I’m lonely. And not just for the Canadian, for he seems almost a distant memory, but for the collective men I’ve lost. It makes me want to listen to Joni Mitchell. I’m back; I just put Morning Morgantown on. It soothes and feeds my mood, all at the same time.
People act like I’m overly suspicious. They say I’m too picky. I think it’s that I consistently attract men, I won’t say cads, but men who are adept at meeting their needs in business and in pleasure, who play by their own rules. And I’m all for being savvy in business, I just don’t like trickery.

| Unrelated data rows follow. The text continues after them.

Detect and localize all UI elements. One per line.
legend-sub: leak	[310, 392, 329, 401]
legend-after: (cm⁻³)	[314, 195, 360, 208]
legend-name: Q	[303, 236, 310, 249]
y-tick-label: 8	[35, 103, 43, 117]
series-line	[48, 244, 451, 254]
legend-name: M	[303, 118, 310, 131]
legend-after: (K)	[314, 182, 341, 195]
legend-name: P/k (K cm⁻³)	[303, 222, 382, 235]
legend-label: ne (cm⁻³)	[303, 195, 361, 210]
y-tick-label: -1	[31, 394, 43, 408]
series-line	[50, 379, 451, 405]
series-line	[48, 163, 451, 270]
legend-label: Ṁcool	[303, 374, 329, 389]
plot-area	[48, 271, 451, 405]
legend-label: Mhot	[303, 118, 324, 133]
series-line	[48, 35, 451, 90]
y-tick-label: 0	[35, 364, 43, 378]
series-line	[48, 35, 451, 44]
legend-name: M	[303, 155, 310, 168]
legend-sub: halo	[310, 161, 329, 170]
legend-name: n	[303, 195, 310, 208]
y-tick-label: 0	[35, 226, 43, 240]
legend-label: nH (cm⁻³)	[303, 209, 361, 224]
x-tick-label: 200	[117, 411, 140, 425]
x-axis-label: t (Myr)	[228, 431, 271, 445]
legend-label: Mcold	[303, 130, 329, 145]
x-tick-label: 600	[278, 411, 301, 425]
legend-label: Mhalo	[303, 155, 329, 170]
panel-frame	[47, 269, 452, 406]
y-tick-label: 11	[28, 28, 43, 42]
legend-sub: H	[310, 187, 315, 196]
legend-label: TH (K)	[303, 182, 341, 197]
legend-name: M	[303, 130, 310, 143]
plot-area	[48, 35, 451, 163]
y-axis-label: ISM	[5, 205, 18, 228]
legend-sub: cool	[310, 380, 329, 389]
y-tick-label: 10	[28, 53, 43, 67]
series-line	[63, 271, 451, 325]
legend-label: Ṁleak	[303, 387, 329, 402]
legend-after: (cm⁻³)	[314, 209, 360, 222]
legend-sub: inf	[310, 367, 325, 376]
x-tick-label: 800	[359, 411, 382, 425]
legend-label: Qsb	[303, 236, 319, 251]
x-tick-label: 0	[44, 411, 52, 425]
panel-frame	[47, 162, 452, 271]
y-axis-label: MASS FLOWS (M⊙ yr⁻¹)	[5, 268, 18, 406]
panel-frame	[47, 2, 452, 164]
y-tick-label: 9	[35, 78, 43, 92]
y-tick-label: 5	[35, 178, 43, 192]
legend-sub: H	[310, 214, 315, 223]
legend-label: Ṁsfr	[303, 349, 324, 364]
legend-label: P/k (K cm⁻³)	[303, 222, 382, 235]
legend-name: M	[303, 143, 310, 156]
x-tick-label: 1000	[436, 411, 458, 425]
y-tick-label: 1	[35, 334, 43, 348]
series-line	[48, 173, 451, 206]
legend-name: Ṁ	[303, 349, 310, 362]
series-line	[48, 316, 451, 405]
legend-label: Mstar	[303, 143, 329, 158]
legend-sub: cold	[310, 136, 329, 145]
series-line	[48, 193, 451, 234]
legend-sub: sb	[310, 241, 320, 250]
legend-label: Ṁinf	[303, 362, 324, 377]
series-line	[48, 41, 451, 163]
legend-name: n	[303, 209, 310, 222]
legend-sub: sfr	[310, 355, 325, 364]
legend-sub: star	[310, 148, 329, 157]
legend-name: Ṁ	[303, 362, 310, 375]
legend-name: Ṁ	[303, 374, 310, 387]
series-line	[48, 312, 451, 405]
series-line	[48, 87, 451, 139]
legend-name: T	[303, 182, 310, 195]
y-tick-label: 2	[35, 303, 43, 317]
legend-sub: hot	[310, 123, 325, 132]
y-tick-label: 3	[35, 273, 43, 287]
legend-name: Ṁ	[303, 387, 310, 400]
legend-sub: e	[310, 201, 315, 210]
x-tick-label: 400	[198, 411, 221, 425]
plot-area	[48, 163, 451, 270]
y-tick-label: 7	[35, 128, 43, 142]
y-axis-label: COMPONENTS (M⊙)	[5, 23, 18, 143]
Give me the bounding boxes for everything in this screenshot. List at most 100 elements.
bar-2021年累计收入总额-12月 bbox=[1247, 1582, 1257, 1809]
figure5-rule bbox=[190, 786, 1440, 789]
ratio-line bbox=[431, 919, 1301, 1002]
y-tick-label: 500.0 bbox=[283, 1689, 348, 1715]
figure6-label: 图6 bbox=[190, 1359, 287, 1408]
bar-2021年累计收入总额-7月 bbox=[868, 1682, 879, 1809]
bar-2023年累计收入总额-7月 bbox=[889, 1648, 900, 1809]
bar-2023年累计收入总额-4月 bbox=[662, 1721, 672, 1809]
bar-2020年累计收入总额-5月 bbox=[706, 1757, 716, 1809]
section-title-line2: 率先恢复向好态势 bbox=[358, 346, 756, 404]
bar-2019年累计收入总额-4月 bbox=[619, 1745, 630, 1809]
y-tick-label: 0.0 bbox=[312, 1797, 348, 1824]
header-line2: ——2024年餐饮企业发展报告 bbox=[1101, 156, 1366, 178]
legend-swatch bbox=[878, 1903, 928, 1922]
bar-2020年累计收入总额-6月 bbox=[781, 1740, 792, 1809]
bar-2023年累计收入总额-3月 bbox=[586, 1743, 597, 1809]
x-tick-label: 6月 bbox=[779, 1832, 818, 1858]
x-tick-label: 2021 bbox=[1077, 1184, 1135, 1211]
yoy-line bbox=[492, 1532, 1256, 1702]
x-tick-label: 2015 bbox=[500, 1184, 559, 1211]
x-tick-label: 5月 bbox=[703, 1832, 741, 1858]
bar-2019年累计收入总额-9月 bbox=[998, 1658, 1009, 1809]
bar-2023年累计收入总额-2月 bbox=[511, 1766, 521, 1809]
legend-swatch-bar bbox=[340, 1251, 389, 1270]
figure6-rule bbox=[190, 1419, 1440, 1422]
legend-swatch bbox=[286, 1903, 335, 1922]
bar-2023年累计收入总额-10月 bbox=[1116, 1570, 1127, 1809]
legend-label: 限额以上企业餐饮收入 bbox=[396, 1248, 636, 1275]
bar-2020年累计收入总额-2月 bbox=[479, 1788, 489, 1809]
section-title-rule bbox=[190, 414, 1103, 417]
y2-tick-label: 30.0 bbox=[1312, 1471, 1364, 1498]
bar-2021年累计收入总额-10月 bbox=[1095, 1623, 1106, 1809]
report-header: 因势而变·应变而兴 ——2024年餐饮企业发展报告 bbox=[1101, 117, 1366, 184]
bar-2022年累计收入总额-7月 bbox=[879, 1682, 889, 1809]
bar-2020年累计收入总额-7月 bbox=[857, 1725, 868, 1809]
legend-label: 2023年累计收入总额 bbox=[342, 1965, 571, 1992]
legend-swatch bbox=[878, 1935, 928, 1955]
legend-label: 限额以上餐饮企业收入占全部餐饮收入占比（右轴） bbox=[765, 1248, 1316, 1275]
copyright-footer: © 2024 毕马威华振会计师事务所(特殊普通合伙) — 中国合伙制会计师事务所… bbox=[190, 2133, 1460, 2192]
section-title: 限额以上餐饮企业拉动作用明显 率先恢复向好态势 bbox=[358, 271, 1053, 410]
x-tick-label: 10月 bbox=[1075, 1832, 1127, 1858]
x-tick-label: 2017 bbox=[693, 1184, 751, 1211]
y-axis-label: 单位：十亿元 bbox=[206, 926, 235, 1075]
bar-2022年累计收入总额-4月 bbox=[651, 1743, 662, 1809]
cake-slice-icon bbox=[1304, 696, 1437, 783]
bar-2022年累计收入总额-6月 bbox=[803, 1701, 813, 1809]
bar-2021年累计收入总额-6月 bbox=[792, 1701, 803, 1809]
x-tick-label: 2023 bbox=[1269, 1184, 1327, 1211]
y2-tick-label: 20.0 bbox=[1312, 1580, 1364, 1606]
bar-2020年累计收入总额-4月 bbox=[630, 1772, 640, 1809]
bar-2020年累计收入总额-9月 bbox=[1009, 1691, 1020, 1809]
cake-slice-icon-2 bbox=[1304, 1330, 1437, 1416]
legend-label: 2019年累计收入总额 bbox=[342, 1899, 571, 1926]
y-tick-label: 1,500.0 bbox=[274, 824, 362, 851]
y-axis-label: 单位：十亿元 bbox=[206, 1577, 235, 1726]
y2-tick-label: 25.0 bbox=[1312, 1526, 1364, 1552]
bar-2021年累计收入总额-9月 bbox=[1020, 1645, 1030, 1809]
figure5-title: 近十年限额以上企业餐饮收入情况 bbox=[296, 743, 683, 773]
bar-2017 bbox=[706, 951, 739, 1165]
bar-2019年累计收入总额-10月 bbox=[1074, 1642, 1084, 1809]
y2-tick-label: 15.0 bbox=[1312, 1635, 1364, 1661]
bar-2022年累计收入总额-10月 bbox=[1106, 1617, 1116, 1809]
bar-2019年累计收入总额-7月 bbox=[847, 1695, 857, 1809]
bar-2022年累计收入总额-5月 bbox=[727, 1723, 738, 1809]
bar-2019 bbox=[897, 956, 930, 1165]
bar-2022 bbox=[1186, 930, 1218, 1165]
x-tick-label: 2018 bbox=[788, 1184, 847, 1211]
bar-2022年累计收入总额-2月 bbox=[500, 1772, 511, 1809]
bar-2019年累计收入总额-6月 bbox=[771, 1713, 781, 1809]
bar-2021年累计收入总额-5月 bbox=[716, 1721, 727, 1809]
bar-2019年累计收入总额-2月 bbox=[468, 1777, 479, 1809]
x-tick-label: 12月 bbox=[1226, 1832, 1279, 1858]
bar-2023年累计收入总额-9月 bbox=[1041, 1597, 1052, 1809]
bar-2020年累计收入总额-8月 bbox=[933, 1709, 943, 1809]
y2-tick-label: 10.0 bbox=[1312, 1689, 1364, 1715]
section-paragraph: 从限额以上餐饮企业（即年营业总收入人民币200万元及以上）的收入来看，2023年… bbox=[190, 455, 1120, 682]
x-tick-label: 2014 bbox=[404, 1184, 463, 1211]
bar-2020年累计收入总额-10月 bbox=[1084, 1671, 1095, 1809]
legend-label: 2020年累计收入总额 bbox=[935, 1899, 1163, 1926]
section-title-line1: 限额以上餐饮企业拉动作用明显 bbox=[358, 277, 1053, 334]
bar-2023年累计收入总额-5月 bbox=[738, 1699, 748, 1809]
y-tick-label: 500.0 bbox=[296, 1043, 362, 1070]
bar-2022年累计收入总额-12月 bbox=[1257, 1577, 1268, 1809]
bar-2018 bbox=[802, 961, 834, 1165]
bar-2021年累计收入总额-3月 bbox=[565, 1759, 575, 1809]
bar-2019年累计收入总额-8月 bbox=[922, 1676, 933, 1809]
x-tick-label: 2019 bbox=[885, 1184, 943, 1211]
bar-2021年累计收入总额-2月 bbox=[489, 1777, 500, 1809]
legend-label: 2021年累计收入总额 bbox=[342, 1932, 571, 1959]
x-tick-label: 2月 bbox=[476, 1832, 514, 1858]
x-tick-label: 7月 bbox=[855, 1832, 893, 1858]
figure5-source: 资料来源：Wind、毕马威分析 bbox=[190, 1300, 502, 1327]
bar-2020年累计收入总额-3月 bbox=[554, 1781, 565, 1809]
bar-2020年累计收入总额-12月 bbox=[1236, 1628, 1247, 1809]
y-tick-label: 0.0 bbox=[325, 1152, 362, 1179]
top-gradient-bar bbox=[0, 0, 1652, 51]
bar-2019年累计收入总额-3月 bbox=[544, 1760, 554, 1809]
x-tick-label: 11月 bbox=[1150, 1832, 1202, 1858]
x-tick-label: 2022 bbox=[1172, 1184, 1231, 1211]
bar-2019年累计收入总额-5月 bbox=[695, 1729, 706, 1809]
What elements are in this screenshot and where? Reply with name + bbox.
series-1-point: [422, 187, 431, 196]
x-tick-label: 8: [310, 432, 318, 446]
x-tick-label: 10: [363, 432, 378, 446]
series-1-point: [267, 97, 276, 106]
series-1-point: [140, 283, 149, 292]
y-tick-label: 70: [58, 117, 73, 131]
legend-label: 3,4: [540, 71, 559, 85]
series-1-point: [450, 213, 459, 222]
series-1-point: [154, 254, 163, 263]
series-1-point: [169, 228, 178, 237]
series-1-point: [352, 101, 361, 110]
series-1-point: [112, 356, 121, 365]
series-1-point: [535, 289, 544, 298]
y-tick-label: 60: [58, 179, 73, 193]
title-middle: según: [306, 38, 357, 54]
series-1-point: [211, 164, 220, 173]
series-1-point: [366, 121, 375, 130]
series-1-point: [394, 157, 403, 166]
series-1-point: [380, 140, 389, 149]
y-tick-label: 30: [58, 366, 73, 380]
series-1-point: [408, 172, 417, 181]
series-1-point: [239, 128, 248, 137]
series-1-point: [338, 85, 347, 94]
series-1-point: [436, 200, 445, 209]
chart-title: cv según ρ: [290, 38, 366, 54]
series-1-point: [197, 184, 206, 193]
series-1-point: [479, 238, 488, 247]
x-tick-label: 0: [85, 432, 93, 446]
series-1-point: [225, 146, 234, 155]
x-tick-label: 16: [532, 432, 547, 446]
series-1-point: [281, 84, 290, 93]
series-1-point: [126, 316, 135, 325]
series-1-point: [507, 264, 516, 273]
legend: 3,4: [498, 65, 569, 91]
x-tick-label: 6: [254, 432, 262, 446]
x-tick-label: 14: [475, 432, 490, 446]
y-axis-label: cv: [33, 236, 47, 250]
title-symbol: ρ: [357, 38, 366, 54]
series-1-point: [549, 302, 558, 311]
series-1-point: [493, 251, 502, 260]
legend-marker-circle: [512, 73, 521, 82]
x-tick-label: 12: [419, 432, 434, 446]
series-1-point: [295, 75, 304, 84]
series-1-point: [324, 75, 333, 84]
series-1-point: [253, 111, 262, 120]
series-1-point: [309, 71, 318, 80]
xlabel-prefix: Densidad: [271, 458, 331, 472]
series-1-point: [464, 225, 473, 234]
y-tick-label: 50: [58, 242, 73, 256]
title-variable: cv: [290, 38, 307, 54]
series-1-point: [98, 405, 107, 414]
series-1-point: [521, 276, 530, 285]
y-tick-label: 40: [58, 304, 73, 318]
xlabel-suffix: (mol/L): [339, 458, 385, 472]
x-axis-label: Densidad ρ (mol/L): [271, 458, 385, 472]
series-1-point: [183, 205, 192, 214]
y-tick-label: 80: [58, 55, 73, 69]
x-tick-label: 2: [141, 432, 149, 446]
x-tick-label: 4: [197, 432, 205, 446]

And I’m not saying I was tricked, though it feels like it. All I know is that after a brief disappearing act, while he supposedly was weighing the pros and cons of sleeping with me (I told him to ask his analyst) I got this email:
“…Anyway, you are perceptive, we need to talk, things have changed for me and i don’t know how it will affect you and I going forward.
You mean a lot to me and I want us to continue to be friends, however that’s going to work.
I want to get together and talk. Please call me when you can.”
The story he told me at the river was how he and his cycling “buddy” slept together (the day he sent the email), after a party at her house. This was the woman who told him, pretty much the same week he met me, that she was not interested in anything but training together. She’s a surgeon and he’s real impressed with doctors.
I was happy for him. And I believed him when he said how stressful it had been. I believed the anxious questions: Would I still call him, could we still dance? He kissed me tenderly, suggesting we meet back at the river. I have not heard one word, except in response to an email asking if he was going Sun night, as I was considering going downtown instead. Was he letting me down in a way that would keep his options open down the road?
It did occur to me that he knows I will be watching him to see how he behaves in a relationship, if he sneaks around behind her back. It’s more likely that he is falling in love. It’s been a very long time since he was in the arms of a woman who wanted him. She has welcomed him into her bike club and wouldn’t be sleeping with him if she weren’t serious. And according to him she hasn’t been in a relationship since her divorce four years ago. I wish them well.